アーセナルの冨安健洋は、今年最初のゲームとなった現地1月1日のマンチェスター・シティ戦で90分を戦い抜いた。これで今季14試合目のフル出場となり、試合には敗れたもののそのプレーへの評価はさらに高まっている。

 先月行なわれたリーズ戦で右足を負傷し途中交代などアクシデントに見舞われたものの、2試合ぶりとなるリーグ戦ではフル出場。首位を相手に最後まで接戦を演じる立役者となった。特にそのタフネスぶりを高く評価する声が、クラブのOBから寄せられているようだ。

 1980年代から90年代にかけ、アーセナルの名FWとして活躍したケビン・キャンベルが冨安の今季のプレーに賛辞を贈ったとしてイギリス国内メディアが伝えており、英紙『Dally Mail』でもこの話題を取り上げている。

 キャンベルは冨安を、自身と同時期にアーセナルで共に戦った往年の名選手であるリー・ディクソンやローレンになぞらえて評価しているという。
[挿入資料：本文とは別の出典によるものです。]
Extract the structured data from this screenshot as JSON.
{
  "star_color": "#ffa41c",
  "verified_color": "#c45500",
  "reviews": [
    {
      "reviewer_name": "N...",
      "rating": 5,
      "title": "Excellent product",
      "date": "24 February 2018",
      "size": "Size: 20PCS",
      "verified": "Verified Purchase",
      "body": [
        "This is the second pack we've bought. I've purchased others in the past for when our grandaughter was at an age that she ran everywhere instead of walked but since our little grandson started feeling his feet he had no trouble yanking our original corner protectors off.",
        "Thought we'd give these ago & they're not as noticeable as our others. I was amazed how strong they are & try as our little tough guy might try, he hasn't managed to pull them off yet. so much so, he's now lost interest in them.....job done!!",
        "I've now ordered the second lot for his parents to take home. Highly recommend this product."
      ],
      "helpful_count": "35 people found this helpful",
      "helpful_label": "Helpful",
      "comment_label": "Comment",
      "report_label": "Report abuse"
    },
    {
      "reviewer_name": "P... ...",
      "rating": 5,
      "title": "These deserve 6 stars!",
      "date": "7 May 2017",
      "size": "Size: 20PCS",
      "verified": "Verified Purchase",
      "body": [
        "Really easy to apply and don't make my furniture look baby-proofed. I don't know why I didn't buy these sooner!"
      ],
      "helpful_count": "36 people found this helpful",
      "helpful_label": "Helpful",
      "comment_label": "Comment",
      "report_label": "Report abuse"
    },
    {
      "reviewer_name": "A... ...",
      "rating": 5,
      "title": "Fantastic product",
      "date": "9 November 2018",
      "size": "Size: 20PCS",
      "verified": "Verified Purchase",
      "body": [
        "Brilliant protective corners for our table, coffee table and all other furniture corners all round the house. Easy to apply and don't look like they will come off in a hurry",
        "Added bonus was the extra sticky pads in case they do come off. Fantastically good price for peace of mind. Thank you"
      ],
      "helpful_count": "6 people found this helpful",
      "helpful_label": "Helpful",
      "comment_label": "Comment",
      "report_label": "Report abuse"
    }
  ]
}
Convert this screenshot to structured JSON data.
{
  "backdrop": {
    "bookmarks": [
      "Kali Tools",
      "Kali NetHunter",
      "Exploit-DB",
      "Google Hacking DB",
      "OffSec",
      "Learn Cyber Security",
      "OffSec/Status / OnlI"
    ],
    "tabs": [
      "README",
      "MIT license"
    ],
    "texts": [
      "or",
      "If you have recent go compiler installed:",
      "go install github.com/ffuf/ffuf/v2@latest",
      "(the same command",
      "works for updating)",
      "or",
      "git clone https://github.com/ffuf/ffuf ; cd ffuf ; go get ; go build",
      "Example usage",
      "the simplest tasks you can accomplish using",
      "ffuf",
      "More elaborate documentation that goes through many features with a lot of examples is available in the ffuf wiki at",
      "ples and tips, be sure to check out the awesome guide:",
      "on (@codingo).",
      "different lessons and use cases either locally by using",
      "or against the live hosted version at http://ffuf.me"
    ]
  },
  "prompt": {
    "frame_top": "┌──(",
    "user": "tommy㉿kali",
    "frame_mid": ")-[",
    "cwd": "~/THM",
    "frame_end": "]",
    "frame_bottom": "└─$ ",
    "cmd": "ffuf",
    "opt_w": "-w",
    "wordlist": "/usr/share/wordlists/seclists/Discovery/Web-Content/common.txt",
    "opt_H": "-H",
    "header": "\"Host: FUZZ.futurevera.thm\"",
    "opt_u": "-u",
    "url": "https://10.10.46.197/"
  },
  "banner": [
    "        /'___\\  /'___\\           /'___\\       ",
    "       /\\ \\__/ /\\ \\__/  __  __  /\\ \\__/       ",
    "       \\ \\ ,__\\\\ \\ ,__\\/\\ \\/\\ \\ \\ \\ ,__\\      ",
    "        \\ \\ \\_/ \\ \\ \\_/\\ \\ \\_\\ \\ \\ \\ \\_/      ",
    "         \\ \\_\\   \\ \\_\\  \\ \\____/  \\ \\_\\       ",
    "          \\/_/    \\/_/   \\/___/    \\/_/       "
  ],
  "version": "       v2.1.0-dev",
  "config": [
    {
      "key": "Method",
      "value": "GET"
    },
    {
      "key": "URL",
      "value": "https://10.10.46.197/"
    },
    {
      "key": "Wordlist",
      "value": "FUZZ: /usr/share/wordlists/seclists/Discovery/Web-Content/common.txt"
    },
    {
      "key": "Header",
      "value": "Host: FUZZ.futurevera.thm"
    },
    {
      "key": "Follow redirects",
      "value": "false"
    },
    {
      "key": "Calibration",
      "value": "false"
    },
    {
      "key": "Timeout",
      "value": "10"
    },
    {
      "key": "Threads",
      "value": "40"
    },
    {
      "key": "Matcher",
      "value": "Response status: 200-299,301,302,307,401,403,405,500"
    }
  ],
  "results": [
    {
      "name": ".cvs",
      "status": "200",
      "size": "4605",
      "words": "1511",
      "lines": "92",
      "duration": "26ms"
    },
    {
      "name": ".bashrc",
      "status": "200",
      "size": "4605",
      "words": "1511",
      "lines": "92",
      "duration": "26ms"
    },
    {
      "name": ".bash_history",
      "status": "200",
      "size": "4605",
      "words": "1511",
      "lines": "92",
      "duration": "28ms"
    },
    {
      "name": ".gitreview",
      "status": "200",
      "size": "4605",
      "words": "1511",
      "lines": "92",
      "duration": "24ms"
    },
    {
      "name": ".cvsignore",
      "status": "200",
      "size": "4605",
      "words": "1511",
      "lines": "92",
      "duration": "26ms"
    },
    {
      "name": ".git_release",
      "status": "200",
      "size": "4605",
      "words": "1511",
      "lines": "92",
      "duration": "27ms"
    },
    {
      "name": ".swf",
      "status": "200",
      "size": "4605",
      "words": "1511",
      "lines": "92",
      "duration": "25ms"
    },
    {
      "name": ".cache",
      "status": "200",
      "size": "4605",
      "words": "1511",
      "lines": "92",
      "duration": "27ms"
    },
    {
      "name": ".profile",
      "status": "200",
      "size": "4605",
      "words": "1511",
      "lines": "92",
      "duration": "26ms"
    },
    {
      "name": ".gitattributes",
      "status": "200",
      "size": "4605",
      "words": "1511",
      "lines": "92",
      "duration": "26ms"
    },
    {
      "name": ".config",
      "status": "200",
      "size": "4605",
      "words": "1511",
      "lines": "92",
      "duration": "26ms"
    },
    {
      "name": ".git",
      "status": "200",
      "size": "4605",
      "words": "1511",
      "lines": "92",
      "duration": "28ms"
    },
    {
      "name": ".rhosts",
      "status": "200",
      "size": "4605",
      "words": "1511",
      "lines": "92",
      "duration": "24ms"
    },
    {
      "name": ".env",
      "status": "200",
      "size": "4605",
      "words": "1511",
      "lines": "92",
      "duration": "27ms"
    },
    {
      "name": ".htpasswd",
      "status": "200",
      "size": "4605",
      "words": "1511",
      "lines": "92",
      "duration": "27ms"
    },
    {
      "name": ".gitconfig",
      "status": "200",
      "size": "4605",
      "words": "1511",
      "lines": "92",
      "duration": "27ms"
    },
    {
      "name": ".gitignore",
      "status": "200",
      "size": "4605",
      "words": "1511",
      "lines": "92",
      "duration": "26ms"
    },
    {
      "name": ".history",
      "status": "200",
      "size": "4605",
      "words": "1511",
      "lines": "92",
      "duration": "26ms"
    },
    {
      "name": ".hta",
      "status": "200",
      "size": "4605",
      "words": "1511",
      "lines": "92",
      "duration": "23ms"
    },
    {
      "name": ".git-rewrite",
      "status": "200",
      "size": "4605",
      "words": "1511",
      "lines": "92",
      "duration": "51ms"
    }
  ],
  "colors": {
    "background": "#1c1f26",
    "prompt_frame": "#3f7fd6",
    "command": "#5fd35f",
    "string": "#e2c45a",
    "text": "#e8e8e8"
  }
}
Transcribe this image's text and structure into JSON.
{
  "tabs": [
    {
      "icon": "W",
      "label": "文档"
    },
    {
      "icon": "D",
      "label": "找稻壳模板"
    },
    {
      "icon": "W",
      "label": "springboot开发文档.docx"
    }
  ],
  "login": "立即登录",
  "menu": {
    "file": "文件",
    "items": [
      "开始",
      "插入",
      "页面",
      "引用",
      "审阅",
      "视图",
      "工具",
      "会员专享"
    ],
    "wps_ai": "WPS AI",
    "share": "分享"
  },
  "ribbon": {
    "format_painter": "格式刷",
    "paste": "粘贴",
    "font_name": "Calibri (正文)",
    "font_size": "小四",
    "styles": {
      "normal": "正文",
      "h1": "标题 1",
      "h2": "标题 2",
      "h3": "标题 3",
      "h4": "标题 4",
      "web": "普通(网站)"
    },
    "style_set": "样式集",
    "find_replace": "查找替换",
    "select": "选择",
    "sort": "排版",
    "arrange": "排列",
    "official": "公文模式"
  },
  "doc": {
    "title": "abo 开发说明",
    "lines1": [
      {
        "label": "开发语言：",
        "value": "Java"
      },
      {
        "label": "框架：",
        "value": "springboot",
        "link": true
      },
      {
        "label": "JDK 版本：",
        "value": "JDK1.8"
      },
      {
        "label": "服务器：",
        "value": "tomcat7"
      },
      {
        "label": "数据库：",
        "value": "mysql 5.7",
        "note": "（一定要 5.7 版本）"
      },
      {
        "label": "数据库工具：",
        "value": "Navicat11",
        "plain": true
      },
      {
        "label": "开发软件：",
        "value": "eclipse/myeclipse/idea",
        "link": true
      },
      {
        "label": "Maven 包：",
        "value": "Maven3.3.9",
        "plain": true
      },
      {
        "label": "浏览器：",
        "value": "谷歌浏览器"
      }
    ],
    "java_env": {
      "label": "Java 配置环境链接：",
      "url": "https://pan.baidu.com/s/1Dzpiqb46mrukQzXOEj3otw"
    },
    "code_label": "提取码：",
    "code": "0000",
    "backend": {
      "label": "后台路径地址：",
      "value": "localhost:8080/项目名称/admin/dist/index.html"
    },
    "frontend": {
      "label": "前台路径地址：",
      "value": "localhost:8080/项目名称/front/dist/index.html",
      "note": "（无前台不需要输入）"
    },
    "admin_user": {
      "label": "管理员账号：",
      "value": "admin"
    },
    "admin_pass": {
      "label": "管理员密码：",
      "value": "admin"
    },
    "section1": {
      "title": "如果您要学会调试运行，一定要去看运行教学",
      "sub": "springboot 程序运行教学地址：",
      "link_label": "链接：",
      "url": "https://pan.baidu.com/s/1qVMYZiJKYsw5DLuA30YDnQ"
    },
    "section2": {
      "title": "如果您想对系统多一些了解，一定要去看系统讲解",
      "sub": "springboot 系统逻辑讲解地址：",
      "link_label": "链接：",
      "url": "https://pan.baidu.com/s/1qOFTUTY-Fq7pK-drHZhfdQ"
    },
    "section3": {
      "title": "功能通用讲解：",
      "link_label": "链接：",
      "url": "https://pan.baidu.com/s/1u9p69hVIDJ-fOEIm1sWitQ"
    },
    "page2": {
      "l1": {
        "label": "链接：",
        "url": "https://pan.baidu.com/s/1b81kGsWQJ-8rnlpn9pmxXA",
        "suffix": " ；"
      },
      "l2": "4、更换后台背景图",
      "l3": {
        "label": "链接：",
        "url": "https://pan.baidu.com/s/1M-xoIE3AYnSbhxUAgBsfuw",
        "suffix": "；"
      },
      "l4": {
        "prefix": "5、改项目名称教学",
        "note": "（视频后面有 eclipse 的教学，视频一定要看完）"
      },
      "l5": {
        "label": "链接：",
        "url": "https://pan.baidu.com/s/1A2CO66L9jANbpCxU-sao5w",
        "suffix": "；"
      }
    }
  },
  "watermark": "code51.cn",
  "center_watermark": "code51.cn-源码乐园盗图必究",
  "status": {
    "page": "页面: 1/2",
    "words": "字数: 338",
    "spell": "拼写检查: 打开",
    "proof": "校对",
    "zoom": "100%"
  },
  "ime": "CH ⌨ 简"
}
キャンベルと同じくアーセナルOBであるリー・ディクソンやローレンは、ともにアーセナルのタイトル獲得時の主力選手。名将アーセン・ベンゲル監督の下、クラブの黄金期を作り上げた当事者であり、現在の冨安と同じくディフェンダーとして大きな存在感を放ったプレーヤーだ。
  記事の中では、冨安のここまでのプレーや、プレミアリーグでの欠場がわずかに1試合のみという点について、キャンベルが「トミヤスのタフさと執拗な性格は、リー・ディクソンや、ローレンに少し似ている。ローレンはとてもタフなプレーヤーだった」と語ったとして、アーセナルの『クラブレジェンド』とも呼べるプレーヤーと同等のスキルだと強調した。

 さらに「彼は空中戦では圧倒的な強さを誇っている」として、冨安の身体能力の高さも評し、加えて「彼はかなり多くの人のお気に入りの選手だろう」と、ディフェンスでのプレーの安定感を評している。

 今後は、国内のカップ戦や、リーグ戦の戦いも佳境に入ってゆく。もちろんワールドカップのアジア最終予選も控えている。日本を代表する若きディフェンダーは、世界中の人々を驚愕させるフィジカルを武器に、最高峰の舞台で輝きを放ち続けるだろう。